Interface Analysis Centre: Research

Interface Analysis Centre: Current Research

The Interface Analysis Centre is a fully equipped technical centre specialising in surface and materials analysis. Operating successfully since 1990, the IAC has a multi-million pound range of analytical instruments at its disposal, maintained by highly skilled and dedicated technical staff. Specific problems are dealt with by academics also pursuing cutting-edge research. Most researchers have several years of industrial experience and are knowledgeable in the theoretical and experimental aspects of materials science often acting as consultants to various industries both home and abroad.

 1          Solving a Massive Problem with a Minuscule Solution (Dr T Scott)

Clean water is critical for sustaining human life. But the provision of clean water is  increasingly difficult due to pollution, industrialisation and population growth, particularly in the developing world. However, there is a tiny solution to this enormous problem: nanotechnology. Engineered nanomaterials such as those being developed at the IAC could be the key that unlocks a generation of cheaper, faster and better water treatments. Environmentally-compatible nanoscale materials such as nanotubes or nanoparticles prove highly effective at cleaning up polluted groundwater. Introducing these minuscule, water-suspended cleaning agents – far smaller than bacteria at less then 100nm in size – into polluted aquifers can destroy or immobilise a wide range of toxic pollutants.

Recent ground-breaking work and complementary materials analysis at the IAC has demonstrated how vacuum heat treatments improve the environmental longevity and reactivity of metallic iron nanoparticles for water treatment. While these iron nanoparticles have yet to be deployed in the UK or the developing world, the IAC,  in collaboration with the new Nanoscience and Quantum Information (NSQI) centre, aims to spearhead further development of this technology and play an active role in UK commercialisation.

 

2   Micro-Crystals, Macro-Solutions (Professor G Allen)

Global cement manufacture accounts for five percent of all the carbon dioxide generated  worldwide. Using lime as a replacement for cement significantly reduces this CO2 due to its lower kilning temperature, which also makes  lime  an ideal low tech material for the developing world. The process by which lime sets hard involves a carbonation reaction through which atmospheric CO2 is absorbed and fixed into limestone, and this “carbon storage” further enhancing lime's environmental credentials. However, in conventional cements and concretes other factors such as porosity, humidity and liquid water creep in to limit the rate of reaction and stop the CO2 getting to where it needs to be - fixed in limestone.
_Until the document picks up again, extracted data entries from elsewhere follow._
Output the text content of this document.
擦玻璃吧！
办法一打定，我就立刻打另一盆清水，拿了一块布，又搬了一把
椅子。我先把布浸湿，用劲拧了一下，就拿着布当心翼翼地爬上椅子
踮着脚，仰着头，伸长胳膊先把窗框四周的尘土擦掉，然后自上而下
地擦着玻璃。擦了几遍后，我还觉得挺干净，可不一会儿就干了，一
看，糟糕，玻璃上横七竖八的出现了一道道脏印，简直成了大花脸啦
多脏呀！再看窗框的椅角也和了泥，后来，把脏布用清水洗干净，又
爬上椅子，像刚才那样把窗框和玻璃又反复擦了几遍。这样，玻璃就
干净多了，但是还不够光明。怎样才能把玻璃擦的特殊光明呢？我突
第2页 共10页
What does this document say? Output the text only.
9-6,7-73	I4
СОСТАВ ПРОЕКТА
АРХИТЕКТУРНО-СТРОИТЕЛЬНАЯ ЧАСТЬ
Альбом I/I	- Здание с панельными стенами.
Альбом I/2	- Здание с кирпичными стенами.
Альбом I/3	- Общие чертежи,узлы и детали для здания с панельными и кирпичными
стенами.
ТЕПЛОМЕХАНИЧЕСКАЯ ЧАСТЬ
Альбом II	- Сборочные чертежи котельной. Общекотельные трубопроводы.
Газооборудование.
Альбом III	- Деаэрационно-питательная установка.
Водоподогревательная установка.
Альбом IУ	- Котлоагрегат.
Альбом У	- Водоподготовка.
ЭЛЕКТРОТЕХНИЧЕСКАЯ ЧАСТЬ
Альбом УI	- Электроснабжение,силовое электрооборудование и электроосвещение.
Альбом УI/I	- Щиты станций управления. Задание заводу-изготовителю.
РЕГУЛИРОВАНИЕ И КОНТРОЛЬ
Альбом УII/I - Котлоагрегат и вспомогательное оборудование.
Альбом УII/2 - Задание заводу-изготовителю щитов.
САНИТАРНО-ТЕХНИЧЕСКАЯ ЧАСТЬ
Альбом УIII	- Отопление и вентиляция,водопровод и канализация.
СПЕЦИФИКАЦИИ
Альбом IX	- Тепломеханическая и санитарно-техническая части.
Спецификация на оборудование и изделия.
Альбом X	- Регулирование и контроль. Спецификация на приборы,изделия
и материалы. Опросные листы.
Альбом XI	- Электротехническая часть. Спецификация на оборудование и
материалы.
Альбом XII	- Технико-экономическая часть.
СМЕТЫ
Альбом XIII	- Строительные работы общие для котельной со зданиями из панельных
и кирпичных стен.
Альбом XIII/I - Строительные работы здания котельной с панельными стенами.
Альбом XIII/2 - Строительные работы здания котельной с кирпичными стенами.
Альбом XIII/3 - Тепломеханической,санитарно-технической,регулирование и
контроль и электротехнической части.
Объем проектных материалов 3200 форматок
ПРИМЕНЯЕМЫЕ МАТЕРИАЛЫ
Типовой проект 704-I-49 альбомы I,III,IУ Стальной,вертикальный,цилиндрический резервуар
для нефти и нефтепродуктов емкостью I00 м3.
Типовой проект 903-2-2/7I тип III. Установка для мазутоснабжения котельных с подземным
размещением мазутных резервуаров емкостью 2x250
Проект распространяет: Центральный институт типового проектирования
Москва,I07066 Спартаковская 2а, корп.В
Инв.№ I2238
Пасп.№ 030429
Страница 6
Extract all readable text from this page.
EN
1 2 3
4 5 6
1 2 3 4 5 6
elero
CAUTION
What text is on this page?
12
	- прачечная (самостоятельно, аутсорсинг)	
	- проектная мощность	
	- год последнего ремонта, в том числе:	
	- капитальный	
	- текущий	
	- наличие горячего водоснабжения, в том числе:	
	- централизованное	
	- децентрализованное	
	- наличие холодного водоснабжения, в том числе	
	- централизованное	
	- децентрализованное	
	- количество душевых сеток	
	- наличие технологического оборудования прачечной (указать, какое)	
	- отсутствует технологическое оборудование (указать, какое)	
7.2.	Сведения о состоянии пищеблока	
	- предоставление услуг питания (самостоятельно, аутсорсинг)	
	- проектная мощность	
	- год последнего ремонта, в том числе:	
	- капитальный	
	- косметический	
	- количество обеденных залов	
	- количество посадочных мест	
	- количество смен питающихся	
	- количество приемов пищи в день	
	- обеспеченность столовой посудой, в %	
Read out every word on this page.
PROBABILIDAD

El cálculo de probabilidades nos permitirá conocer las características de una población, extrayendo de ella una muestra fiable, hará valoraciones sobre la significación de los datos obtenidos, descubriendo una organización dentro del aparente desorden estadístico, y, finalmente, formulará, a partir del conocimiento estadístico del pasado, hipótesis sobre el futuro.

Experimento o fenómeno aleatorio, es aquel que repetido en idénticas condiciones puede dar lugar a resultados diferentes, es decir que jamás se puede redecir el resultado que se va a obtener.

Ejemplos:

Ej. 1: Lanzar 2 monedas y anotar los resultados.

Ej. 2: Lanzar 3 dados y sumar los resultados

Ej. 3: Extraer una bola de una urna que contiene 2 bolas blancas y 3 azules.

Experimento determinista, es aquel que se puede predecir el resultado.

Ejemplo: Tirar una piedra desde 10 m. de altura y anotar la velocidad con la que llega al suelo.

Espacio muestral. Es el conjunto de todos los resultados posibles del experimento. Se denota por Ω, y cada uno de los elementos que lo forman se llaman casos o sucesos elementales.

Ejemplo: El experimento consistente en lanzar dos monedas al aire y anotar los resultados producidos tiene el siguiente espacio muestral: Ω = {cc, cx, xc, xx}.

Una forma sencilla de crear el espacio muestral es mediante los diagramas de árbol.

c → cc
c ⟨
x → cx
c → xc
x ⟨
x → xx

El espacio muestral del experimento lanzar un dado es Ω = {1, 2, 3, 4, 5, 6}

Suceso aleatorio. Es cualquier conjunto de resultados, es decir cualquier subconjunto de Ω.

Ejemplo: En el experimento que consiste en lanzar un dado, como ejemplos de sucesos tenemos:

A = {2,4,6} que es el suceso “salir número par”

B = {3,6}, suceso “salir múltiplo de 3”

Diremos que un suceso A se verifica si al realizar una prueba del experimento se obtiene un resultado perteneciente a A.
In order to maximise the rate of carbonation, the reaction needs to be understood, and the best location to study it is on the lime crystals themselves by investigating the interfacial reaction at a microstructural level. IAC researchers, using high magnifications, can see the CO2 “in real time” as it is converted into limestone in situ. When these surface reactions are understood, then the optimum conditions for carbonation will be within reach. All that remains it to tailor the porosity to get the reactants in the right place, but as this porosity is direct proportion to particle size, it can be controlled! By maximising the rate of this reaction, lime can be engineered to set harder and faster, creating a structural material that literally soaks up CO2.

 

Figure 1 Single lime crystals growing on a sand grain.

3          Spectroscopy Where the Sun Don’t Shine (Dr J Day)

In 1928, Indian physicist Chandrasekhara Raman won a Nobel prize for his discovery that light can undergo a weak but perceptible colour change when scattered by matter. The resulting Raman spectrum is characteristic of the chemical bonds involved and can distinguish between such diverse substances as diamond and graphite or cancerous and healthy tissue.

The IAC is involved in several projects to make miniature Raman probes for industrial and medical applications that cannot be analysed in any other way. For example, cancer of the oesophagus, the fastest growing incidence of any cancer in the Western world and frequently associated with chronic heartburn, which may change the structure of the oesophageal wall. The subtle differences in the Raman spectra of cancerous and healthy tissue mean that an early, automated diagnosis of oesophageal cancer is a real possibility.

However, the proportion of light that undergoes Raman scattering is as low as one part in a billion, and the optical equipment needed to collect the light may generate Raman signatures much stronger than those of the cancer. It is therefore vital to design miniature probes with multiple filters and lenses as close as possible to the point of analysis to primarily measure only the tissue's signal. Since fibre optics have dimensions similar to those of human hair the precision required is far greater than that normally achieved by conventional engineering.

In collaboration with Gloucester Royal Hospital (GRH), Renishaw and KeyMed Olympus, the IAC uses semiconductor fabrication facilities within the Department of Electrical and Electronic Engineering to make probes small enough to fit inside medical endoscopes. Work at GRH has demonstrated that the spectra produced in just 2 seconds can detect cancerous tissue with an accuracy similar to that of trained pathologists looking at biopsies in the laboratory. Work is continuing to make the probe suitable for in-vivo studies so that live trials can begin.